You need to configure custom authenticators that address the requirements of both browser-based and app-based redirection flows. For more information, see Adding Custom Authenticators.
If this is not an error page or application callback redirect, the application can gain the authentication of the bank customer. For example, using biometrics.

Based on the user agent of the auth request in the adaptive authentication script, a mobile app-based flow can be detected. This states which authenticators need to be invoked in each scenario.
Once the authentication is provided, a /commonauth request has to be made. This is processed by the authenticator mentioned above. In a biometric scenario, since the verification happens in the mobile application, this request should guarantee non-repudiation and client identification. Given below is a sample request, modify the payload according to your requirements:
```
curl -X POST \https://<WSO2_OB_IAM_HOST>:<WSO2_OB_IAM_PORT>/commonauth \
  -H 'Content-Type: application/x-www-form-urlencoded' \
  -d 'sessionDataKey=value&username=value&password=value'
```
- It is recommended to have a key pair for the mobile application. So that the response can be included with a signed JWT, which helps to identify the client with guaranteed non-repudiation.
Successful authentication prompts a redirection response to the consent page that contains sessionDataKeyConsent.
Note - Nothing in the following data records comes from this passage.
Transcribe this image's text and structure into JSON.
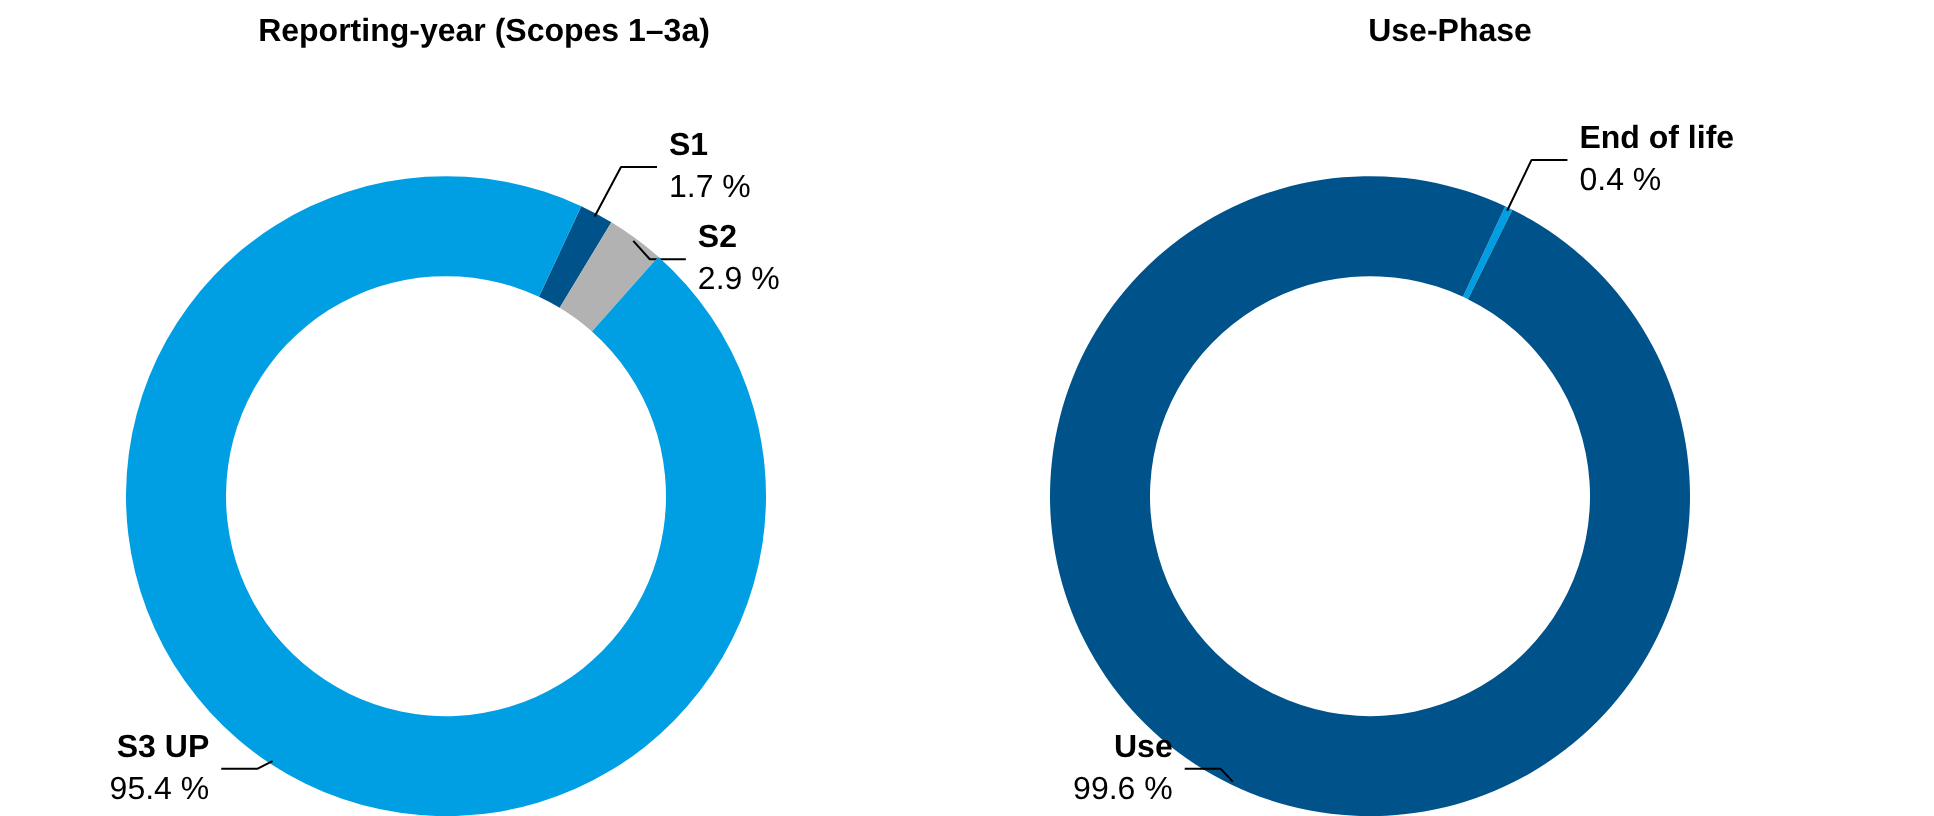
{
  "chart_data": [
    {
      "type": "donut",
      "title": "Reporting-year (Scopes 1–3a)",
      "categories": [
        "S1",
        "S2",
        "S3 UP"
      ],
      "values": [
        1.7,
        2.9,
        95.4
      ],
      "colors": [
        "#00538a",
        "#b2b2b2",
        "#009fe3"
      ],
      "value_labels": [
        "1.7 %",
        "2.9 %",
        "95.4 %"
      ]
    },
    {
      "type": "donut",
      "title": "Use-Phase",
      "categories": [
        "End of life",
        "Use"
      ],
      "values": [
        0.4,
        99.6
      ],
      "colors": [
        "#009fe3",
        "#00538a"
      ],
      "value_labels": [
        "0.4 %",
        "99.6 %"
      ]
    }
  ]
}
This value is extracted and will be used in the next step.
The authorize/retrieve request has to be sent with the SessionDataKeyConsent. This is to retrieve the data that is required to display on the consent page.
After the user approves/denies the consent and selects the accounts, a PATCH authorize/persist request is made to persist the consent information.
Finally, if the persistence is successful, to complete the flow the /authorize endpoint is invoked. This results in a redirection to the callback URL of the TPP application, which is deep linked to the TPP application. Therefore, the customer is redirected to the mobile application of the TPP.